Read DELIGHTS OF FLASHLIGHT PHOTOGRAPHY of Said the Observer, free online book, by Louis John Stellman, on ReadCentral.com.

“See those hands?” said the Observer, holding up two “bunches of fives,” whose digits were stained near the ends with some dark brown substance, “that’s pyrogallic acid and that burn near my thumb was made by Blitz Pulver. It wouldn’t take a Sherlock Holmes to discover that I had the camera craze, would it?

“The other day I went into a photographic supply house to look at some of their cameras and the clerk sold me one of the kind that ’a child can operate.’ He didn’t say where the child was to be found, but I have since concluded that it must be a very remarkable specimen of the infant prodigy, and is probably touring the country as a dime museum attraction on the strength of its wonderful abilities.

“I took the camera home with me and carefully assimilated the printed instructions which accompanied it, fixed up a dark room in the woodshed and then sauntered proudly back with my machine under my arm to photograph the baby.

“Now, I’ve always prided myself on the genial good nature of my infant. He hardly ever cries or kicks the covers off, or becomes afflicted with colic about 3 A.M. The butcher says he takes after me, though my wife won’t acknowledge this, notwithstanding the fact that the butcher has six of his own and ought to know. Well, the moment I came in, that kid, instead of rolling his eyes and saying, ‘a-goo-goo,’ which means ‘papa,’ as everyone knows, set up a regular Comanche howl and threw his rattle at me. When I took him in my arms and tried to quiet him, he clawed at my eyes, kicked a pocketful of cigars to pieces and bellowed so vociferously that I gave him back to his ma.

“After a while he began to listen to reason and I set up my outfit near the window in order to have a good light. I tore down a blind and ripped a lace curtain clear across in my effort to get two exposures, and, Good Lord! you ought to see those prints.

“In the first snap I must have moved the camera, for I got only one side of the baby, but that side had three different arms and you could see the back of the chair through all of them. The second was normal, as to limbs, etc., and plumb in the center, but it was all fuzzy, like an impressionist picture.

“I took them to the photo’ store and asked the clerk what was wrong. He said:

“’Why, you’ve timed ’em too long. He’s moved all over the plate.
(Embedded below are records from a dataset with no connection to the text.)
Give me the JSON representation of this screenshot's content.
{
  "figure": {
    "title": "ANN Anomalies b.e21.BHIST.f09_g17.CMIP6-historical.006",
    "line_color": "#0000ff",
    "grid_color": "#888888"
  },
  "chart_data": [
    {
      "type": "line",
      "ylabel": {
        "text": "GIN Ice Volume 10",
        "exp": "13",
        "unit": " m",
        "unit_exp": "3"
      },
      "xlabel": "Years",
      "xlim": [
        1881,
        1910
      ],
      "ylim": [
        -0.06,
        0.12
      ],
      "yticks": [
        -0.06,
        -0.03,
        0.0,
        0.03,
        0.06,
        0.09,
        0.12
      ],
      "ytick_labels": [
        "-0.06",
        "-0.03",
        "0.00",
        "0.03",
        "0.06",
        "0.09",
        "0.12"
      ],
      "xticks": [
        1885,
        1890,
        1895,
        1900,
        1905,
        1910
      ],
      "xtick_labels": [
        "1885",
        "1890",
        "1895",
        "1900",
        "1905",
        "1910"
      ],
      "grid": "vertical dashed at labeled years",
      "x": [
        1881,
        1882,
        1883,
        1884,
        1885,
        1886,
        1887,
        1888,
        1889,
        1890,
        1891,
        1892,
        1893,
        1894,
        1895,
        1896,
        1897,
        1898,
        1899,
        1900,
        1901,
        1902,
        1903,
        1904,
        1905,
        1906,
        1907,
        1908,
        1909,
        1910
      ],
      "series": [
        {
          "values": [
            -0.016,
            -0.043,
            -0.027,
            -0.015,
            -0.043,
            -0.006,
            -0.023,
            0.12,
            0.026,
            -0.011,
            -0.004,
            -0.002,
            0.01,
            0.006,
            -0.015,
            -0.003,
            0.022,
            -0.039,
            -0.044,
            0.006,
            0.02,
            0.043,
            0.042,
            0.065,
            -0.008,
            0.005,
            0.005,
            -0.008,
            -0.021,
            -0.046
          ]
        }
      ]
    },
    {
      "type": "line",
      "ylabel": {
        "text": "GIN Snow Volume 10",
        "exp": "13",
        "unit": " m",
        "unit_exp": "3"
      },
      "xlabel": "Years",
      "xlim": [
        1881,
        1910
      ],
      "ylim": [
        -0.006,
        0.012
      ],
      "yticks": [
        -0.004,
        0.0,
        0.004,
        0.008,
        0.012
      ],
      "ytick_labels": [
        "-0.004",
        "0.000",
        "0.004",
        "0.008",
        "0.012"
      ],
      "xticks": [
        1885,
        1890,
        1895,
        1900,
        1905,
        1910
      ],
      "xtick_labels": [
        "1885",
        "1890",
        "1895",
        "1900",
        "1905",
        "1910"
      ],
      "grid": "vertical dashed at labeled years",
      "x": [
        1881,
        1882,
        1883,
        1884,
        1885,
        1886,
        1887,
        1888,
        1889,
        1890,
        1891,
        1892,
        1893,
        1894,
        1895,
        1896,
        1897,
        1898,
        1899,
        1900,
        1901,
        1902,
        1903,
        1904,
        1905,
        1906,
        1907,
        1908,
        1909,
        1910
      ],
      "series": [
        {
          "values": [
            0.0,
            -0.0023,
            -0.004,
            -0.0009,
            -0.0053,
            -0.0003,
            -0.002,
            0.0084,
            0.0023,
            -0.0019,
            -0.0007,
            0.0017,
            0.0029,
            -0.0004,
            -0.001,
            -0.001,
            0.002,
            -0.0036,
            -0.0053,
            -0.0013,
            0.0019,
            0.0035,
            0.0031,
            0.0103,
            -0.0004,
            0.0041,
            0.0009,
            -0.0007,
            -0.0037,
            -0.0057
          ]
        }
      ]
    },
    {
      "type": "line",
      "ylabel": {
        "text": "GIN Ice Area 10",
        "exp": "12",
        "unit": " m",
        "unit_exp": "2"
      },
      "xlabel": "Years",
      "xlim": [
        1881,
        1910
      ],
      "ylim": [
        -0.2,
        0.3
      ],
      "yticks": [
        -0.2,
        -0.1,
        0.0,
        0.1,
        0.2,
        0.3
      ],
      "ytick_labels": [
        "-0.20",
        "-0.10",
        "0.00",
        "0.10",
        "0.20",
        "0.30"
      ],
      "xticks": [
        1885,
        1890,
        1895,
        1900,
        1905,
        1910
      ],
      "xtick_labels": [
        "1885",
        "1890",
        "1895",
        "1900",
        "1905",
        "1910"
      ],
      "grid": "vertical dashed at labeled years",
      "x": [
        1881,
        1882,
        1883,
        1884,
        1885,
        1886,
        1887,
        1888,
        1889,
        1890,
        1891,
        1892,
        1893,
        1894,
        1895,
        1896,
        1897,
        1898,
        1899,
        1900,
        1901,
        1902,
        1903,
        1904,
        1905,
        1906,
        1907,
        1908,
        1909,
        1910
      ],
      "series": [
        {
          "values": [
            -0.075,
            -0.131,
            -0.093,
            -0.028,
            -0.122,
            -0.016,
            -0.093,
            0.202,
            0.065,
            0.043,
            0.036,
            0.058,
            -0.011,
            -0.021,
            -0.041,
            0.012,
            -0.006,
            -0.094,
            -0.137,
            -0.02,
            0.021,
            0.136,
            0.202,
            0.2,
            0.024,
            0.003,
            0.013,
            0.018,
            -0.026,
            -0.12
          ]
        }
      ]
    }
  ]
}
You want to use a big stop and make it quick!’

“‘But what do you make it of and what is it for?’ I asked perplexedly.

“He laughed and explained that I should make the hole in my lens larger and take a more rapid exposure; then he sold me a bottle of flashlight powder.

“That night I thought I would take a group at the dinner table, so we all assembled around the board. After knocking down a couple of pictures and upsetting the cuspidor, I got things all ready to light the fuse, expecting to get back to my chair and be in the picture before the stuff went off. The moment I lit it, however, the durned thing blazed up like a small volcano and I ran around the room for a minute or so with my thumb in my mouth. Then I discovered that the slide had not been withdrawn from the plate-holder. Well, the room was full of smoke and the baby was so badly frightened that we had to put him to bed before I could make another attempt. When my wife came back I set the cat up in the high-chair to fill out the gap and tried it again. This time, by using a long fuse and making a third-base slide, I got almost to my chair and the prospects looked promising. The result was an excellent view of the back of my head, occupying three-fourths of the plate, through which could be dimly discerned a silhouette of my wife and a black streak in mid-air which represented the cat jumping over the coffeepot.

“I know a fellow, though, who had a worse experience than mine. He took home a kodak and a ‘crème de menthe’ jag one night, and, as all his folks had retired and he was too impatient to wait until morning, he went out to the stable to flashlight the calf. The calf was too sleepy to object till the stuff exploded. Then he became imbued with such sudden and tremendous vitality that he kicked poor B. and his outfit into the middle of next week. The hired man heard the racket and found him hanging by his pantaloons on a fence-post. Part of the tripod was about his neck; his hair was full of ground glass and he was murmuring something about a trolley-car. They put him to bed and the first thing he said after he came to, was, ’Did they arrest the motorman?’

“I hear fellows talking about golf and driving four-in-hand, but, if anyone wants to experience a real hot time, let him get one of these easy-working cameras and practice on the family.”